El problema se presenta en un triple plano. El plano jurídico trata de establecer los procedimientos para la repatriación de los inmigrantes llegados ilegalmente a Europa. El plano político ha de dar respuesta a la preocupación creciente entre los europeos por la falta de control en la llegada de inmigrantes “sin papeles”, especialmente en un contexto de crisis económica. El plano moral nos sitúa ante el drama de ignorar la angustiosa necesidad de ayuda de millones de criaturas como nosotros, violentar sus derechos reteniéndoles en campos de internamiento, y devolverlos en contra de su voluntad al origen de su miseria.

La primera aproximación al proyecto de directiva en discusión puede ser demoledora. El texto establece plazos máximos de detención para inmigrantes “sin papeles” de entre seis y dieciocho meses. Año y medio de detención administrativa para personas que no han cometido más falta que la de intentar escapar de la pobreza y el hambre. Sin embargo, un análisis más ponderado nos ayudaría a entender que la directiva supone en realidad una mejora importante para la garantía de los derechos humanos, porque cerca de la mitad de los Estados de la Unión Europea no tienen límite temporal alguno en la actualidad para estas detenciones. Aunque sea duro de entender y de admitir, este procedimiento común, en el caso de aprobarse, supondría un paso adelante desde la perspectiva general de la preservación de las libertades.

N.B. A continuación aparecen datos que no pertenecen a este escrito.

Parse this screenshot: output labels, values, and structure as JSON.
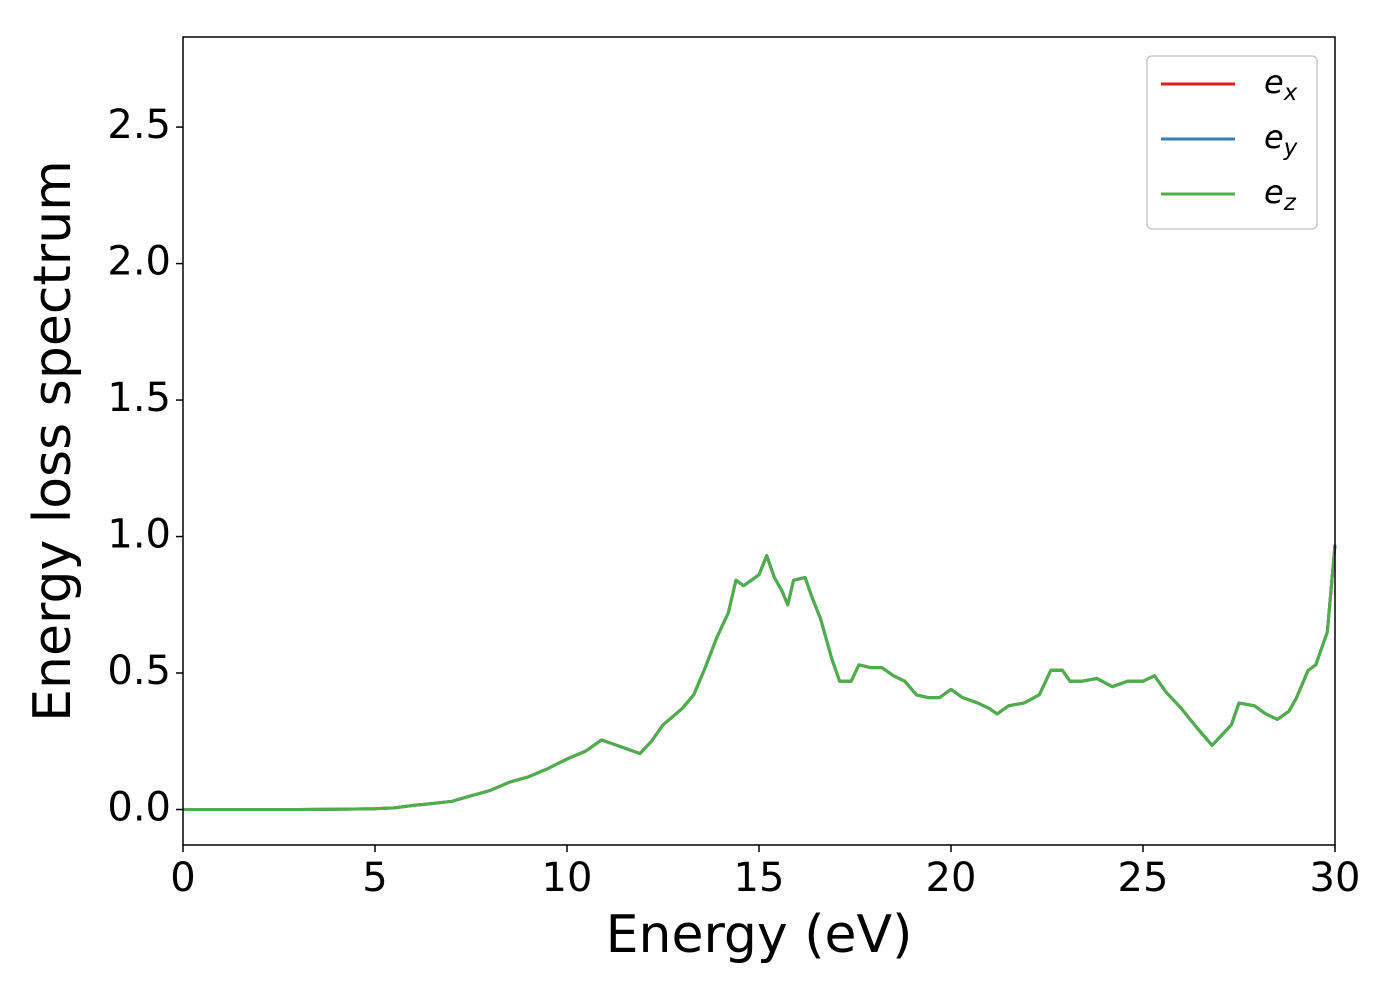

La directiva, por otra parte, ha de ser considerada como un planteamiento “de mínimos” en aquellos Estados, como el español, donde la legislación en más garantista y exigente en la defensa de los derechos y libertades de las personas inmigrantes. España no renunciará al control judicial de los procesos de retorno, y nuestro Gobierno no agotará en ningún caso estos plazos mayúsculos para la detención de los “sin papeles”.

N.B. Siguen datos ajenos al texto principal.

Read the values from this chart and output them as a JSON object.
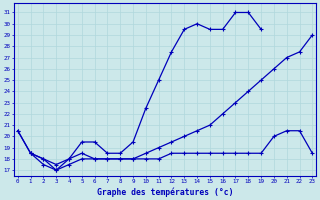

Hiela la sangre, sin embargo, constatar las razones esgrimidas por los Estados que han impedido hasta ahora el acuerdo en torno a la directiva. Grandes naciones como Alemania, Francia, Austria o Grecia, que pueden presumir legítimamente de albergar la cuna del Estado de Derecho, la democracia y la promulgación de los derechos humanos, se han negado a firmar la norma porque no admiten límites al tiempo de internamiento, porque no quieren asumir los costes de la asistencia jurídica de los inmigrantes, o porque se oponen a limitar la repatriación de menores en función del calendario escolar.

Europa debe hacer frente al desafío de las grandes migraciones. Con determinación, con valentía, con eficacia. Pero sin traicionarse a sí misma.

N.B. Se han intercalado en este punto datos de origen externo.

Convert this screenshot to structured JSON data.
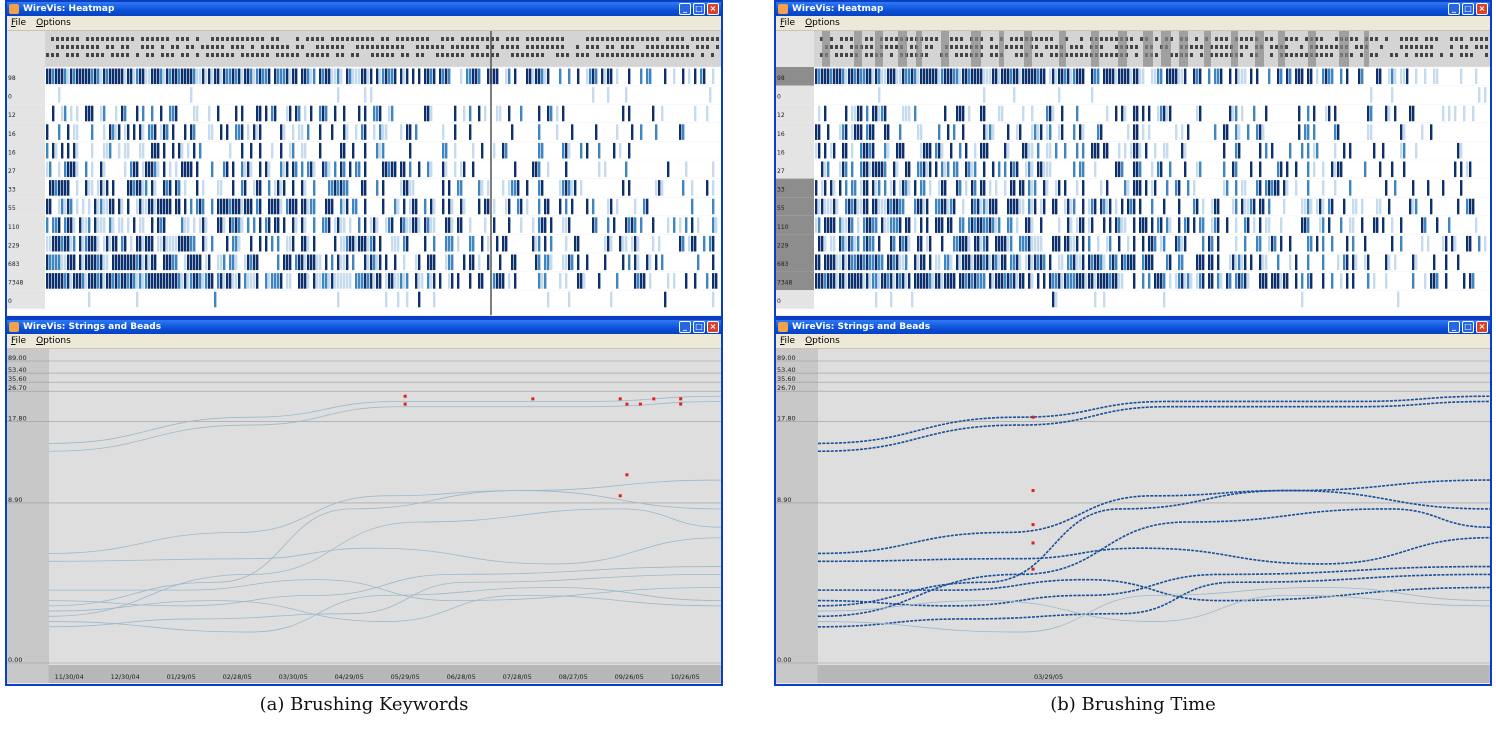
{
  "panels": [
    {
      "caption": "(a) Brushing Keywords",
      "heatmap": {
        "title": "WireVis: Heatmap",
        "menu": [
          "File",
          "Options"
        ],
        "row_labels": [
          "98",
          "0",
          "12",
          "16",
          "16",
          "27",
          "33",
          "55",
          "110",
          "229",
          "683",
          "7348",
          "0"
        ]
      },
      "strings": {
        "title": "WireVis: Strings and Beads",
        "menu": [
          "File",
          "Options"
        ],
        "y_ticks": [
          "89.00",
          "53.40",
          "35.60",
          "26.70",
          "17.80",
          "8.90",
          "0.00"
        ],
        "x_ticks": [
          "11/30/04",
          "12/30/04",
          "01/29/05",
          "02/28/05",
          "03/30/05",
          "04/29/05",
          "05/29/05",
          "06/28/05",
          "07/28/05",
          "08/27/05",
          "09/26/05",
          "10/26/05"
        ]
      }
    },
    {
      "caption": "(b) Brushing Time",
      "heatmap": {
        "title": "WireVis: Heatmap",
        "menu": [
          "File",
          "Options"
        ],
        "row_labels": [
          "98",
          "0",
          "12",
          "16",
          "16",
          "27",
          "33",
          "55",
          "110",
          "229",
          "683",
          "7348",
          "0"
        ]
      },
      "strings": {
        "title": "WireVis: Strings and Beads",
        "menu": [
          "File",
          "Options"
        ],
        "y_ticks": [
          "89.00",
          "53.40",
          "35.60",
          "26.70",
          "17.80",
          "8.90",
          "0.00"
        ],
        "x_ticks": [
          "03/29/05"
        ]
      }
    }
  ],
  "colors": {
    "titlebar": "#0b4fd8",
    "heat_dark": "#0d2f6b",
    "heat_mid": "#3f86c0",
    "heat_light": "#c6dbee",
    "string_line": "#9bb9cc",
    "bead_red": "#e0201a",
    "brush_blue": "#1a4f99"
  }
}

Los flujos migratorios deben controlarse, y la repatriación de los inmigrantes ilegales resulta inevitable. Las mafias que trafican con personas han de recibir un mensaje nítido al respecto desde el conjunto de las naciones europeas. Hemos de ejercer la solidaridad de una manera racional, conforme a procedimientos y garantías legales. La propia viabilidad de nuestras economías, de nuestras sociedades y de nuestras instituciones depende de ello. No hay alternativa a corto plazo y no podemos ser ingenuos.

Pero las limitaciones del presente no pueden impedir que soñemos un futuro distinto. Y que trabajemos para hacerlo realidad. Un futuro en el que el modelo de globalización no promueva la opulencia de unas sociedades a costa de la miseria de otras. Un futuro en el que Europa no se mire cada mañana al ombligo y se comprometa con el desarrollo de sus vecinos y hermanos de otros continentes. Un futuro en el que no tengamos que sacrificar los derechos de unos hombres para preservar los derechos de otros.